Somehow, at least one eaglet made it, and now the worst is over. Sometime soon, she will take him and they’ll leave to see the world, maybe not so far away. But I suspect next January, she’ll be adding to that nest again. Her youngster will be who knows where, maybe off somewhere out west, maybe only a few miles off.

Someday though, that young eagle may raise its own young in that same nest. My daughter Christy, who is a biology teacher and state park naturalist, says there are nests out west on mountain crags they add to annually. She says that biologists estimate some of those old nests might weigh a ton or more, and have been used for decades.

All through the spring, and again last week, there was only that one mature eagle. I wondered where her mate might be, because usually even late in the spring, he is close by, helping to feed the young. I wonder if he may have been killed by something or someone. And you never know, it is entirely possible that the eagle I see there now is not the female, but the male.

It is unusual for only one bird to be attending to the rearing of the eaglet, but this time, it has worked. He looks to be a fine young bird.

First raincrow

On June 14, I heard the first raincrow stuttering away up here on Lightnin’ Ridge. Their call is loud, a little bit like hitting a hollow wood tube with a piece of metal, rapidly and repeatedly. It ends with a slowing, kowlping, clucking sound.

Old timers said when you hear that, the call of the yellow-billed cuckoo, or “raincrow” it will rain soon afterward. I have never known it to fail. It always rains within a few days of a raincrow’s call, somewhere.

These birds are late arrivers here, never heard before June on my ridgetop.
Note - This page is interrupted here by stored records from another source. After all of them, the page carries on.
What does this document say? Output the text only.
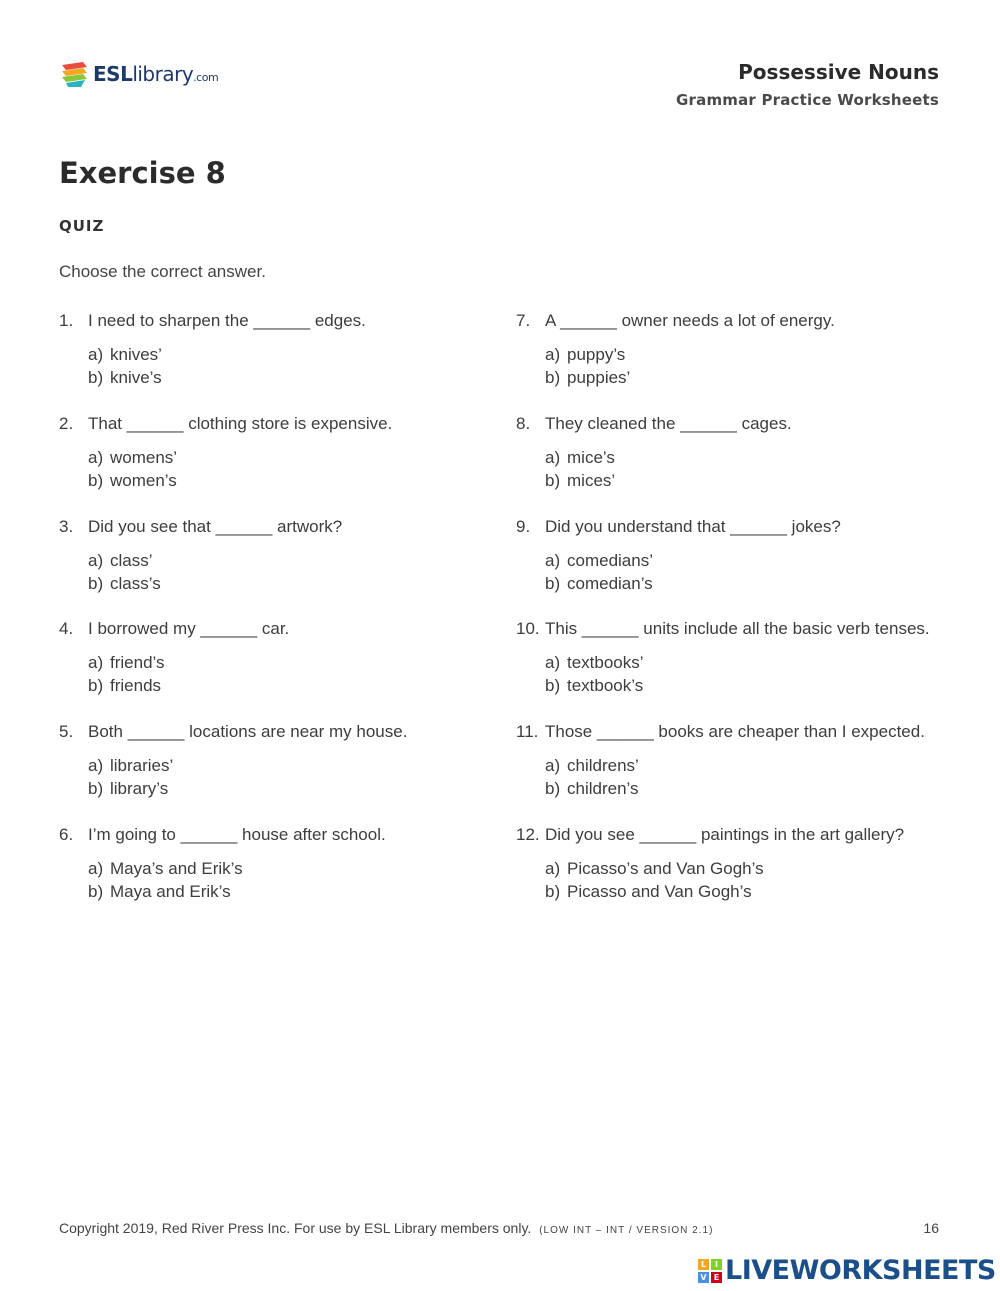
ESLlibrary.com	Possessive Nouns
Grammar Practice Worksheets
Exercise 8
QUIZ
Choose the correct answer.
1. I need to sharpen the ______ edges.
a) knives’
b) knive’s
2. That ______ clothing store is expensive.
a) womens’
b) women’s
3. Did you see that ______ artwork?
a) class’
b) class’s
4. I borrowed my ______ car.
a) friend’s
b) friends
5. Both ______ locations are near my house.
a) libraries’
b) library’s
6. I’m going to ______ house after school.
a) Maya’s and Erik’s
b) Maya and Erik’s
7. A ______ owner needs a lot of energy.
a) puppy’s
b) puppies’
8. They cleaned the ______ cages.
a) mice’s
b) mices’
9. Did you understand that ______ jokes?
a) comedians’
b) comedian’s
10. This ______ units include all the basic verb tenses.
a) textbooks’
b) textbook’s
11. Those ______ books are cheaper than I expected.
a) childrens’
b) children’s
12. Did you see ______ paintings in the art gallery?
a) Picasso’s and Van Gogh’s
b) Picasso and Van Gogh’s
Copyright 2019, Red River Press Inc. For use by ESL Library members only. (LOW INT – INT / VERSION 2.1)	16
L	I
V E LIVEWORKSHEETS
And they are very, very hard to see, even though they are fairly large, bigger than a cardinal or mockingbird, nearly as large as a dove, but longer and thinner.

They have a yellow bill and a snowy white belly, and you’d think they would be easy to see, but not so. That’s because they seldom sit on a small branch. I saw one a week or so ago by stealthily stalking him, and he would actually look at me over the top of a limb nearly 10 inches in diameter.